BLITAR, iNewsBlitar - Usulan digelarnya pansus hak angket dan hak interpelasi untuk mengadili Bupati Blitar Rini Syarifah atau Mak Rini terkait sewa rumah dinas wabup dan TP2ID, sudah resmi diterima pimpinan DPRD.
Menurut Ketua DPRD Kabupaten Blitar Suwito, polemik sewa rumdin yang memakai rumah pribadi Bupati Mak Rini diakui telah menarik perhatian publik dan sekaligus mengejutkan.
Terutama ketika Mak Rini dan Wabup Rahmat Santoso atau Makde Rahmat melontarkan keterangan yang bertolak belakang satu sama lain. Mak Rini mengaku sewa rumdin itu sudah sesuai kesepakatan bersama.

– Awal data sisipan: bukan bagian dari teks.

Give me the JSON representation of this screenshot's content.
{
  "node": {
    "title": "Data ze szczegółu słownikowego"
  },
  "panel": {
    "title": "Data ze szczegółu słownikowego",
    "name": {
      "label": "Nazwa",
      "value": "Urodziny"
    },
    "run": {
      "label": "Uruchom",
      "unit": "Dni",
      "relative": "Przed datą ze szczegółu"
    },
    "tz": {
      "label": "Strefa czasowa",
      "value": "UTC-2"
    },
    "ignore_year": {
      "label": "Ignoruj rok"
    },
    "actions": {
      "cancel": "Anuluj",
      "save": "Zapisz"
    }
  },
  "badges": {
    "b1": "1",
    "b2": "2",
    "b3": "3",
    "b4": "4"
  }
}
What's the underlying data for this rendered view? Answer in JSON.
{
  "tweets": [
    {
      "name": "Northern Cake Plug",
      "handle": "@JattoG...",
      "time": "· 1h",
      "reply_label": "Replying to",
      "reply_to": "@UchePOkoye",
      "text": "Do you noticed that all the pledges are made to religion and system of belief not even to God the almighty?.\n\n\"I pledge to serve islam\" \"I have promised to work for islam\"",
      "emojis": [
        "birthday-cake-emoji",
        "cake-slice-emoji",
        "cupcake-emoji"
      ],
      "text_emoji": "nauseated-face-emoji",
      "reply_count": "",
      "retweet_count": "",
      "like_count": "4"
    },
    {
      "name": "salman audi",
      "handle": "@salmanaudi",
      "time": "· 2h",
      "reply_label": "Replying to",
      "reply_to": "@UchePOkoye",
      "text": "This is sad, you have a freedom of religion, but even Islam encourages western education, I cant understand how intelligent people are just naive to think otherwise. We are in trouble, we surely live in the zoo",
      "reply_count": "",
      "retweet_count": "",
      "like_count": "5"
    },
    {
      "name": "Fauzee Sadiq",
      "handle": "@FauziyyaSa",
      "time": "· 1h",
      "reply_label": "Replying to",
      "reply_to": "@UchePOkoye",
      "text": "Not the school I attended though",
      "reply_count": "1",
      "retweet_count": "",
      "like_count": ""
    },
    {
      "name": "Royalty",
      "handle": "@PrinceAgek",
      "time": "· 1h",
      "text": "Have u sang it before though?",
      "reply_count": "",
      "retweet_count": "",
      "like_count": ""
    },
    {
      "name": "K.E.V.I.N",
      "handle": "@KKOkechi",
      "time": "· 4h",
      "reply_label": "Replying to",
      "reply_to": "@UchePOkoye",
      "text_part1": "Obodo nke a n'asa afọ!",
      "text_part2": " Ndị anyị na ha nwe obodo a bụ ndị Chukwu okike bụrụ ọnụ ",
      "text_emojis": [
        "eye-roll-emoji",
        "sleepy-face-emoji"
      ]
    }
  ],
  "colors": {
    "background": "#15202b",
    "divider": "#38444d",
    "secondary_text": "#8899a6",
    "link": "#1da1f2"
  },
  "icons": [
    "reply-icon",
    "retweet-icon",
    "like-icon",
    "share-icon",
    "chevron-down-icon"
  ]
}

Sementara Makde Rahmat menegaskan tidak ada kesepakatan apapun soal itu. Pimpinan dewan mengibaratkan Mak Rini dan Makde Rahmat tengah berbalas pantun, di mana untuk diperoleh kejelasan, keduanya harus dipanggil untuk dikonfrontir.
“Ini menarik. Keduanya (Bupati dan wakil bupati) dihadirkan (dikonfrontir), sebenarnya apa yang terjadi,” ujar Ketua DPRD Kabupaten Blitar Suwito kepada wartawan Selasa kemarin (31/10/2023).

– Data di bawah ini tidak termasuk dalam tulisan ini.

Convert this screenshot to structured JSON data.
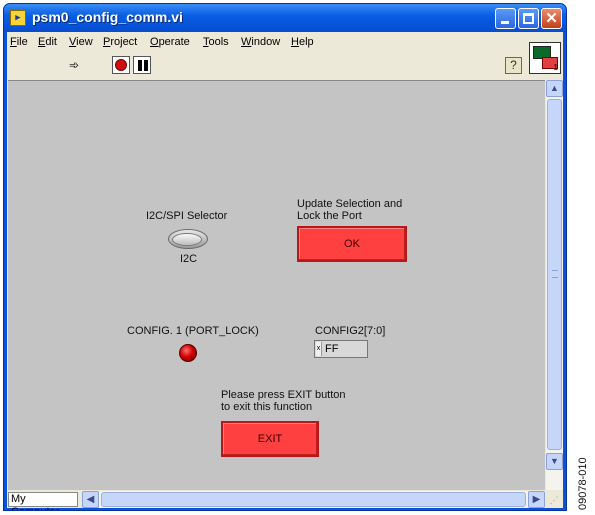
{
  "window": {
    "title": "psm0_config_comm.vi",
    "title_icon_glyph": "▶",
    "controls": {
      "minimize": "minimize-icon",
      "maximize": "maximize-icon",
      "close": "close-icon"
    }
  },
  "menubar": {
    "items": [
      {
        "label": "File",
        "mnemonic": "F",
        "rest": "ile"
      },
      {
        "label": "Edit",
        "mnemonic": "E",
        "rest": "dit"
      },
      {
        "label": "View",
        "mnemonic": "V",
        "rest": "iew"
      },
      {
        "label": "Project",
        "mnemonic": "P",
        "rest": "roject"
      },
      {
        "label": "Operate",
        "mnemonic": "O",
        "rest": "perate"
      },
      {
        "label": "Tools",
        "mnemonic": "T",
        "rest": "ools"
      },
      {
        "label": "Window",
        "mnemonic": "W",
        "rest": "indow"
      },
      {
        "label": "Help",
        "mnemonic": "H",
        "rest": "elp"
      }
    ]
  },
  "toolbar": {
    "run_icon": "run-arrow-icon",
    "run_glyph": "➾",
    "abort_icon": "abort-execution-icon",
    "pause_icon": "pause-icon",
    "help_glyph": "?"
  },
  "vi_icon": {
    "number": "1"
  },
  "panel": {
    "selector_label": "I2C/SPI Selector",
    "selector_value": "I2C",
    "update_label_line1": "Update Selection and",
    "update_label_line2": "Lock the Port",
    "ok_label": "OK",
    "config1_label": "CONFIG. 1 (PORT_LOCK)",
    "config2_label": "CONFIG2[7:0]",
    "config2_radix": "x",
    "config2_value": "FF",
    "exit_instr_line1": "Please press EXIT button",
    "exit_instr_line2": "to exit this function",
    "exit_label": "EXIT"
  },
  "scroll": {
    "up": "▲",
    "down": "▼",
    "left": "◀",
    "right": "▶"
  },
  "status": {
    "context": "My Computer"
  },
  "figure_id": "09078-010",
  "colors": {
    "panel_bg": "#c4c4c4",
    "button_red": "#ff4040",
    "led_on": "#d00000",
    "titlebar_blue": "#0a5fe4"
  }
}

Sewa rumdin wabup Blitar dibiayai dana APBD 2021 dan 2022 sebesar Rp 490 juta. Terungkap rumdin yang dipakai untuk wabup Blitar itu ternyata memakai rumah pribadi Bupati Mak Rini. Mak Rini dinilai berbisnis dengan pemerintahanya sendiri.

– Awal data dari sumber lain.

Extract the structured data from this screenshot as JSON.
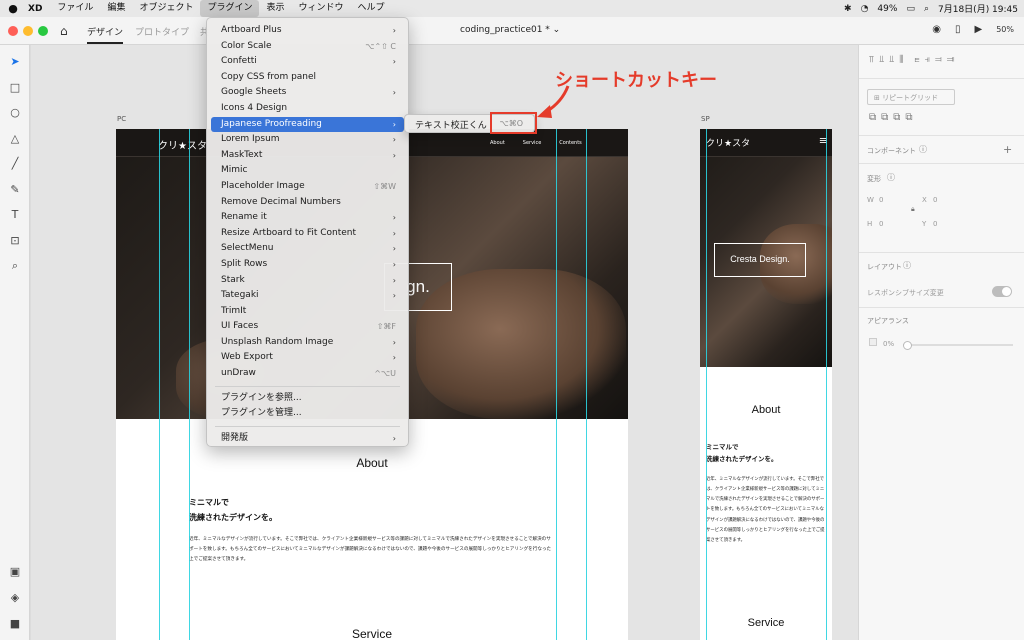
{
  "menubar": {
    "app_name": "XD",
    "items": [
      "ファイル",
      "編集",
      "オブジェクト",
      "プラグイン",
      "表示",
      "ウィンドウ",
      "ヘルプ"
    ],
    "status": {
      "battery": "49%",
      "clock": "7月18日(月)  19:45"
    }
  },
  "toolbar": {
    "tabs": [
      "デザイン",
      "プロトタイプ",
      "共"
    ],
    "document_title": "coding_practice01 *",
    "zoom": "50%"
  },
  "plugin_menu": {
    "items": [
      {
        "label": "Artboard Plus",
        "submenu": true
      },
      {
        "label": "Color Scale",
        "shortcut": "⌥⌃⇧ C"
      },
      {
        "label": "Confetti",
        "submenu": true
      },
      {
        "label": "Copy CSS from panel"
      },
      {
        "label": "Google Sheets",
        "submenu": true
      },
      {
        "label": "Icons 4 Design"
      },
      {
        "label": "Japanese Proofreading",
        "submenu": true,
        "highlighted": true
      },
      {
        "label": "Lorem Ipsum",
        "submenu": true
      },
      {
        "label": "MaskText",
        "submenu": true
      },
      {
        "label": "Mimic"
      },
      {
        "label": "Placeholder Image",
        "shortcut": "⇧⌘W"
      },
      {
        "label": "Remove Decimal Numbers"
      },
      {
        "label": "Rename it",
        "submenu": true
      },
      {
        "label": "Resize Artboard to Fit Content",
        "submenu": true
      },
      {
        "label": "SelectMenu",
        "submenu": true
      },
      {
        "label": "Split Rows",
        "submenu": true
      },
      {
        "label": "Stark",
        "submenu": true
      },
      {
        "label": "Tategaki",
        "submenu": true
      },
      {
        "label": "TrimIt"
      },
      {
        "label": "UI Faces",
        "shortcut": "⇧⌘F"
      },
      {
        "label": "Unsplash Random Image",
        "submenu": true
      },
      {
        "label": "Web Export",
        "submenu": true
      },
      {
        "label": "unDraw",
        "shortcut": "^⌥U"
      }
    ],
    "footer_items": [
      "プラグインを参照...",
      "プラグインを管理..."
    ],
    "dev_item": "開発版",
    "submenu": {
      "label": "テキスト校正くん",
      "shortcut": "⌥⌘O"
    }
  },
  "annotation": {
    "text": "ショートカットキー",
    "color": "#e53b2a"
  },
  "artboards": {
    "pc": {
      "label": "PC",
      "logo": "クリ★スタ",
      "nav": [
        "About",
        "Service",
        "Contents"
      ],
      "hero_title": "gn.",
      "about_title": "About",
      "heading": [
        "ミニマルで",
        "洗練されたデザインを。"
      ],
      "body": "近年、ミニマルなデザインが流行しています。そこで弊社では、クライアント企業様新規サービス等の課題に対してミニマルで洗練されたデザインを実現させることで解決のサポートを致します。もちろん全てのサービスにおいてミニマルなデザインが課題解決になるわけではないので、課題や今後のサービスの展開等しっかりとヒアリングを行なった上でご提案させて頂きます。",
      "service_title": "Service"
    },
    "sp": {
      "label": "SP",
      "logo": "クリ★スタ",
      "hero_title": "Cresta Design.",
      "about_title": "About",
      "heading": [
        "ミニマルで",
        "洗練されたデザインを。"
      ],
      "body": "近年、ミニマルなデザインが流行しています。そこで弊社では、クライアント企業様新規サービス等の課題に対してミニマルで洗練されたデザインを実現させることで解決のサポートを致します。もちろん全てのサービスにおいてミニマルなデザインが課題解決になるわけではないので、課題や今後のサービスの展開等しっかりとヒアリングを行なった上でご提案させて頂きます。",
      "service_title": "Service"
    }
  },
  "right_panel": {
    "repeat_grid": "リピートグリッド",
    "component": "コンポーネント",
    "transform": "変形",
    "w_label": "W",
    "w_value": "0",
    "x_label": "X",
    "x_value": "0",
    "h_label": "H",
    "h_value": "0",
    "y_label": "Y",
    "y_value": "0",
    "layout": "レイアウト",
    "responsive": "レスポンシブサイズ変更",
    "appearance": "アピアランス",
    "opacity": "0%"
  }
}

Yang membuat heran Suwito, kenapa saat rumah pribadinya ditunjuk untuk rumdin wabup, Mak Rini tidak berusaha menolaknya. Pimpinan dewan juga bertanya-tanya, sebetulnya siapa inisiator atau otak dibalik proses sewa rumdin.
Kenapa sebagai orang nomor satu di Kabupaten Blitar, Mak Rini seolah tidak kuasa menolaknya. Tidak usah berbicara aturan. Bila memahami etika, Mak Rini mestinya melakukan penolakan.
“Ini (memakai rumah pribadi Bupati Mak Rini) inisiatif siapa sih? Apa yang sebenarnya terjadi?,” tanya Suwito.
Yang juga menjadi pertanyaan pimpinan dewan berikutnya, kata Suwito betulkah Wabup Blitar Makde Rahmat juga tidak mengetahui proses sewa rumdin. Hal itu mengingat yang bersangkutan sebagai penggunanya.
“Masak wakil bupati ndak tahu?, usernya kan wakil bupati. Masak mencarikan rumah (rumdin) bupati juga tidak ngomong dulu?,” tambah Suwito.
Lebih jauh Suwito bertanya-tanya begitukah APBD Kabupaten Blitar selama ini dikelola. Apakah semua peristiwa yang terjadi karena dipengaruhi kekuasaan yang tidak terlihat.
“Dalam skup lebih besar apa begitu pengelolaan APBD kita?,” tanyanya. Pansus hak angket diakui Suwito akan bisa mengungkap akar persoalan yang terjadi. Dengan pansus hak angket, legislatif bisa memanggil bupati dan wakil bupati.
Usulan pansus hak angket yang ditandatangani 26 anggota Fraksi PAN dan Fraksi PDIP sudah memenuhi syarat. Hanya saja untuk berlanjut ke paripurna, pimpinan masih akan melakukan kajian.
“Kita meminta waktu untuk mengkaji lebih dalam agar tidak ada tafsir yang salah,” pungkasnya.
Anggota DPRD Kabupaten Blitar dari Fraksi PDIP Hendik Budi Yuantoro mengatakan pengajuan digelarnya pansus hak angket dan hak interpelasi merupakan salah satu bentuk legislatif menerapkan fungsi pengawasan.
Dengan masuknya draft pansus hak angket dan hak interpelasi ke pimpinan, anggota dewan telah melaksanakan tugasnya. “Ibaratnya, bola panas telah bergeser ke pimpinan. Kita tinggal menanti langkah selanjutnya pimpinan,” ujarnya.